NVIDIA is seeking an exceptional Senior Deep Learning Compiler Engineer to join their CUDA team, working at the forefront of AI and accelerated computing. This role combines cutting-edge machine learning compiler development with high-performance GPU computing, offering an opportunity to impact millions of CUDA developers worldwide.
The position involves developing groundbreaking technologies in machine learning compilers and AI systems, specifically building foundation compiler technology for the next generation of CUDA programming model. You'll be working on accelerating AI applications with rapidly evolving GPU architectures, developing new ML/DL compiler abstractions, building runtimes, and creating compiler-driven system solutions to accelerate large language models and other high-impact machine learning workloads.

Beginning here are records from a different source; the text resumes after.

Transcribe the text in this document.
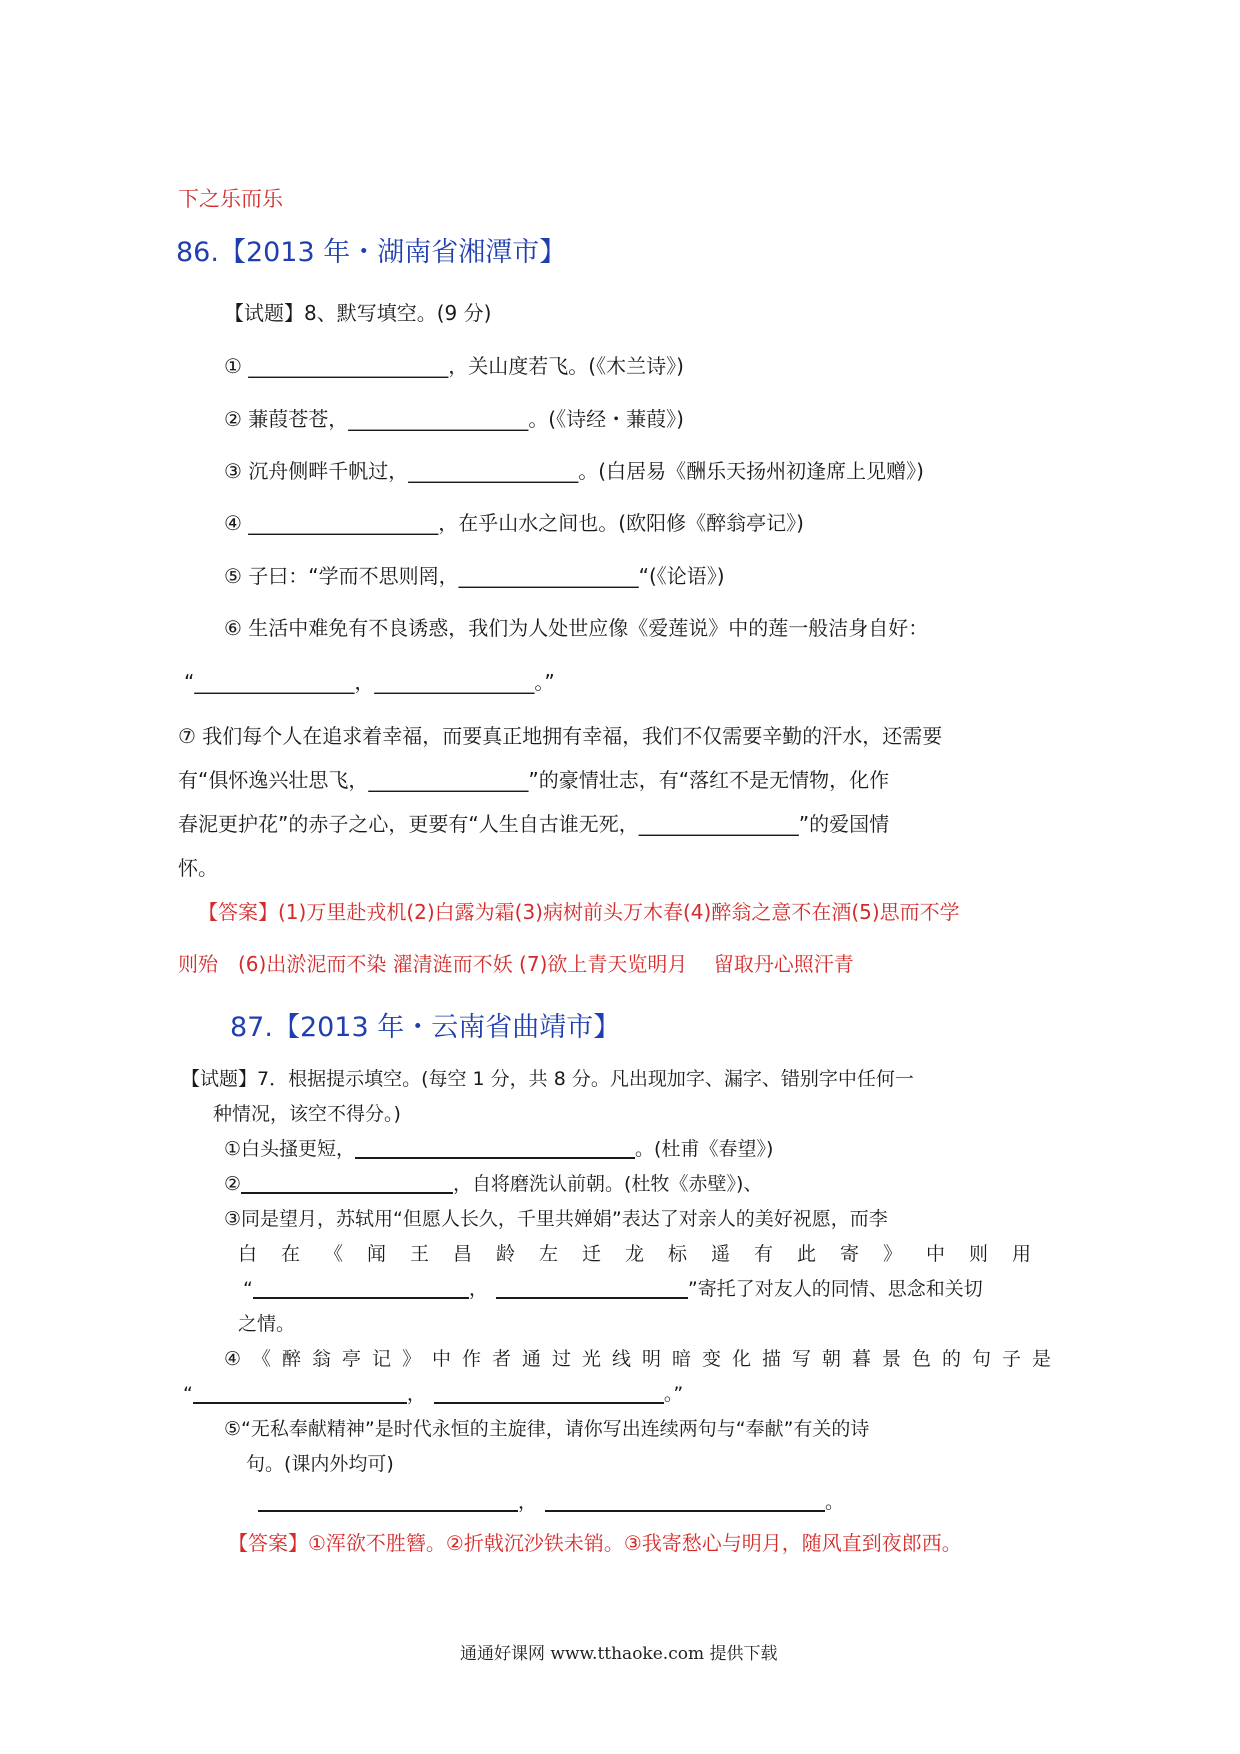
下之乐而乐
86.【2013 年・湖南省湘潭市】
【试题】8、默写填空。(9 分)
① ____________________，关山度若飞。(《木兰诗》)
② 蒹葭苍苍，__________________。(《诗经・蒹葭》)
③ 沉舟侧畔千帆过，_________________。(白居易《酬乐天扬州初逢席上见赠》)
④ ___________________，在乎山水之间也。(欧阳修《醉翁亭记》)
⑤ 子曰：“学而不思则罔，__________________“(《论语》)
⑥ 生活中难免有不良诱惑，我们为人处世应像《爱莲说》中的莲一般洁身自好：
“________________，________________。”
⑦ 我们每个人在追求着幸福，而要真正地拥有幸福，我们不仅需要辛勤的汗水，还需要
有“俱怀逸兴壮思飞，________________”的豪情壮志，有“落红不是无情物，化作
春泥更护花”的赤子之心，更要有“人生自古谁无死，________________”的爱国情
怀。
【答案】(1)万里赴戎机(2)白露为霜(3)病树前头万木春(4)醉翁之意不在酒(5)思而不学
则殆　(6)出淤泥而不染 濯清涟而不妖 (7)欲上青天览明月　 留取丹心照汗青
87.【2013 年・云南省曲靖市】
【试题】7．根据提示填空。(每空 1 分，共 8 分。凡出现加字、漏字、错别字中任何一
种情况，该空不得分。)
①白头搔更短，	。(杜甫《春望》)
②	，自将磨洗认前朝。(杜牧《赤壁》)、
③同是望月，苏轼用“但愿人长久，千里共婵娟”表达了对亲人的美好祝愿，而李
白在《闻王昌龄左迁龙标遥有此寄》中则用
“	，	”寄托了对友人的同情、思念和关切
之情。
④《醉翁亭记》中作者通过光线明暗变化描写朝暮景色的句子是
“	，	。”
⑤“无私奉献精神”是时代永恒的主旋律，请你写出连续两句与“奉献”有关的诗
句。(课内外均可)
，	。
【答案】①浑欲不胜簪。②折戟沉沙铁未销。③我寄愁心与明月，随风直到夜郎西。
通通好课网 www.tthaoke.com 提供下载
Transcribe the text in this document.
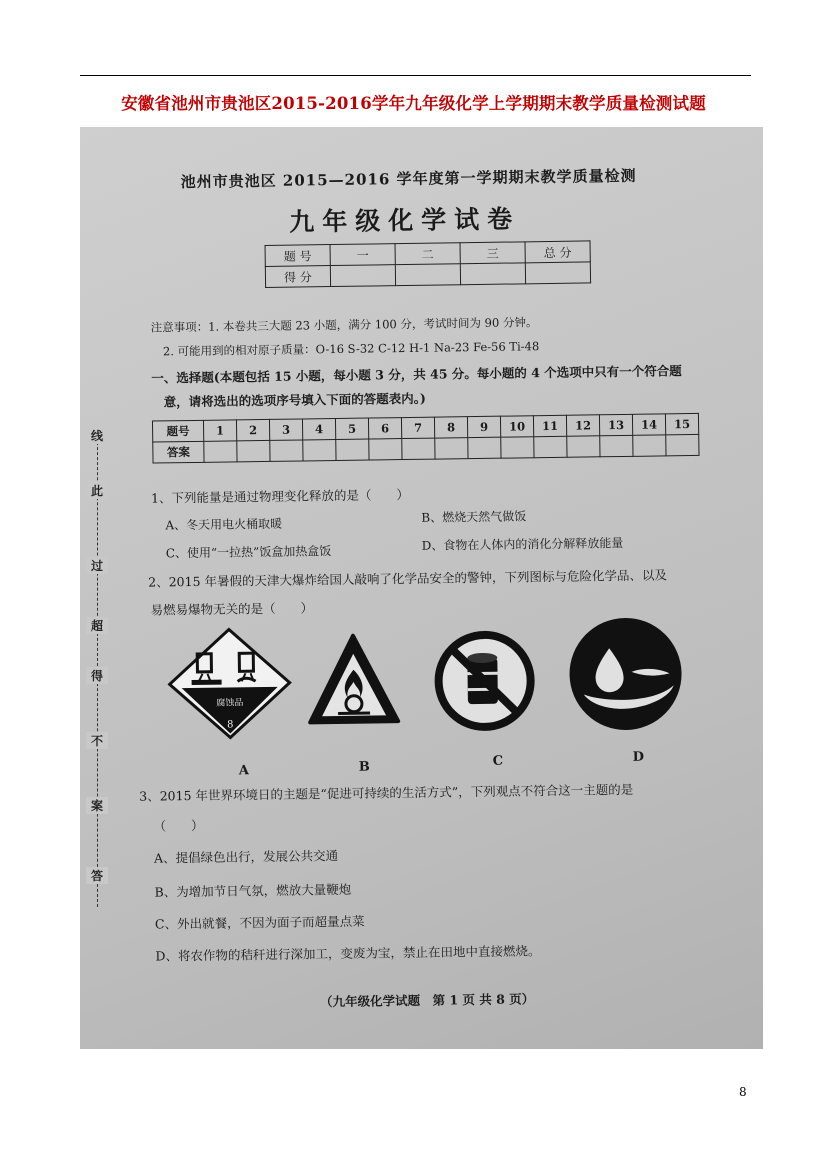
安徽省池州市贵池区2015-2016学年九年级化学上学期期末教学质量检测试题
线
此
过
超
得
不
案
答
池州市贵池区 2015—2016 学年度第一学期期末教学质量检测
九年级化学试卷
题 号	一	二	三	总 分
得 分				
注意事项：1. 本卷共三大题 23 小题，满分 100 分，考试时间为 90 分钟。
2. 可能用到的相对原子质量：O-16 S-32 C-12 H-1 Na-23 Fe-56 Ti-48
一、选择题(本题包括 15 小题，每小题 3 分，共 45 分。每小题的 4 个选项中只有一个符合题
意，请将选出的选项序号填入下面的答题表内。)
题号	1	2	3	4	5	6	7	8	9	10	11	12	13	14	15
答案															
1、下列能量是通过物理变化释放的是（　　）
A、冬天用电火桶取暖	B、燃烧天然气做饭
C、使用“一拉热”饭盒加热盒饭	D、食物在人体内的消化分解释放能量
2、2015 年暑假的天津大爆炸给国人敲响了化学品安全的警钟，下列图标与危险化学品、以及
易燃易爆物无关的是（　　）
腐蚀品
8
A	B	C	D
3、2015 年世界环境日的主题是“促进可持续的生活方式”，下列观点不符合这一主题的是
（　　）
A、提倡绿色出行，发展公共交通
B、为增加节日气氛，燃放大量鞭炮
C、外出就餐，不因为面子而超量点菜
D、将农作物的秸秆进行深加工，变废为宝，禁止在田地中直接燃烧。
（九年级化学试题　第 1 页 共 8 页）
8
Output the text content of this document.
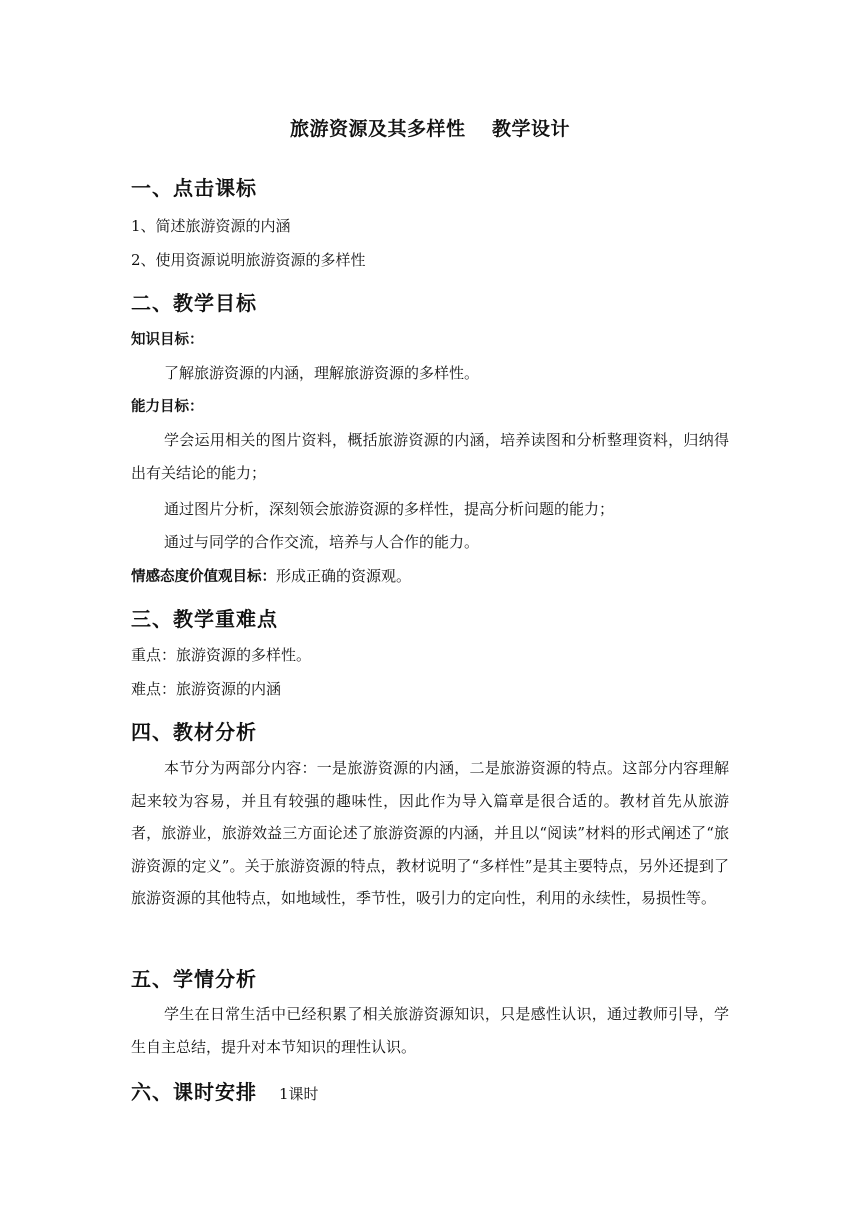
旅游资源及其多样性　 教学设计
一、点击课标
1、简述旅游资源的内涵
2、使用资源说明旅游资源的多样性
二、教学目标
知识目标：
了解旅游资源的内涵，理解旅游资源的多样性。
能力目标：

学会运用相关的图片资料，概括旅游资源的内涵，培养读图和分析整理资料，归纳得出有关结论的能力；

通过图片分析，深刻领会旅游资源的多样性，提高分析问题的能力；
通过与同学的合作交流，培养与人合作的能力。
情感态度价值观目标：形成正确的资源观。
三、教学重难点
重点：旅游资源的多样性。
难点：旅游资源的内涵
四、教材分析

本节分为两部分内容：一是旅游资源的内涵，二是旅游资源的特点。这部分内容理解起来较为容易，并且有较强的趣味性，因此作为导入篇章是很合适的。教材首先从旅游者，旅游业，旅游效益三方面论述了旅游资源的内涵，并且以“阅读”材料的形式阐述了“旅游资源的定义”。关于旅游资源的特点，教材说明了“多样性”是其主要特点，另外还提到了旅游资源的其他特点，如地域性，季节性，吸引力的定向性，利用的永续性，易损性等。

五、学情分析

学生在日常生活中已经积累了相关旅游资源知识，只是感性认识，通过教师引导，学生自主总结，提升对本节知识的理性认识。

六、课时安排 1课时
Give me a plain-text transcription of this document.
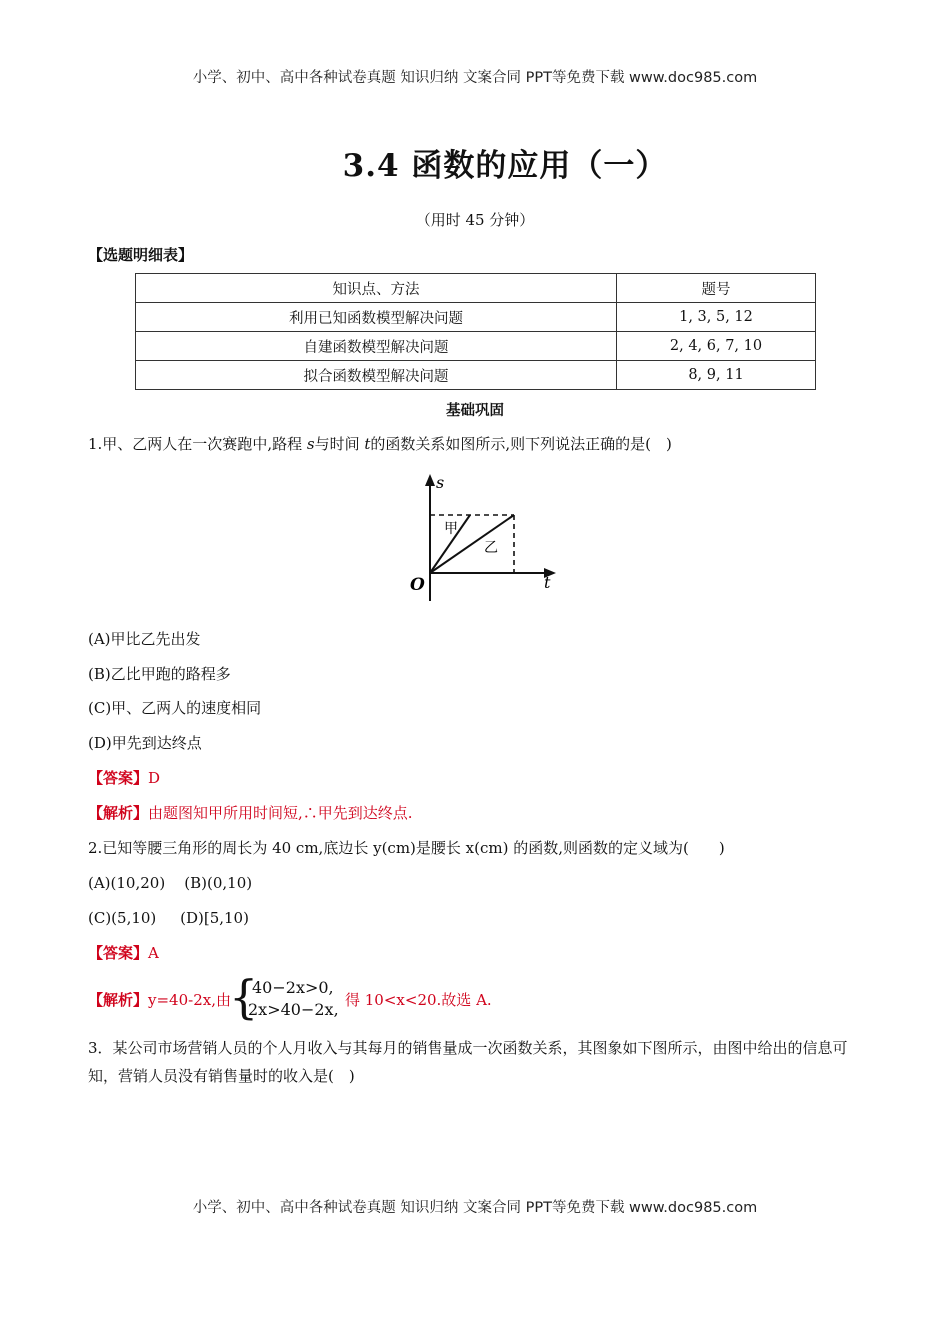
小学、初中、高中各种试卷真题 知识归纳 文案合同 PPT等免费下载 www.doc985.com
3.4 函数的应用（一）
（用时 45 分钟）
【选题明细表】
知识点、方法	题号
利用已知函数模型解决问题	1, 3, 5, 12
自建函数模型解决问题	2, 4, 6, 7, 10
拟合函数模型解决问题	8, 9, 11
基础巩固
1.甲、乙两人在一次赛跑中,路程 s与时间 t的函数关系如图所示,则下列说法正确的是(　)
s
t
O
甲
乙
(A)甲比乙先出发
(B)乙比甲跑的路程多
(C)甲、乙两人的速度相同
(D)甲先到达终点
【答案】D
【解析】由题图知甲所用时间短,∴甲先到达终点.
2.已知等腰三角形的周长为 40 cm,底边长 y(cm)是腰长 x(cm) 的函数,则函数的定义域为(　　)
(A)(10,20)    (B)(0,10)
(C)(5,10)     (D)[5,10)
【答案】A
【解析】y=40-2x,由
{
40−2x>0,
2x>40−2x, 得 10<x<20.故选 A.
3．某公司市场营销人员的个人月收入与其每月的销售量成一次函数关系，其图象如下图所示，由图中给出的信息可知，营销人员没有销售量时的收入是(　)
小学、初中、高中各种试卷真题 知识归纳 文案合同 PPT等免费下载 www.doc985.com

As a senior engineer, you'll collaborate closely with NVIDIA's software and hardware teams, pushing the boundaries of what's possible with GPU computing. The role requires expertise in both Python and C++ programming, deep understanding of compiler frameworks, and significant experience with deep learning systems. You'll be working with state-of-the-art technologies including PyTorch, JAX, Triton, and LLVM, while having the opportunity to contribute to open-source projects.
NVIDIA offers a highly competitive compensation package, including a base salary range of $148,000 - $287,500 USD, equity, and comprehensive benefits. The company is known for its innovative culture and is consistently ranked as one of the technology industry's most desirable employers. You'll be joining a diverse team working on transformative technologies in AI, digital twins, and accelerated computing, with the opportunity to make a lasting impact on the world.
The ideal candidate will bring strong technical expertise in compiler development, machine learning systems, and GPU architectures, combined with a collaborative mindset and passion for innovation. This role offers the perfect blend of theoretical computer science and practical engineering, with the opportunity to work on technologies that are shaping the future of computing.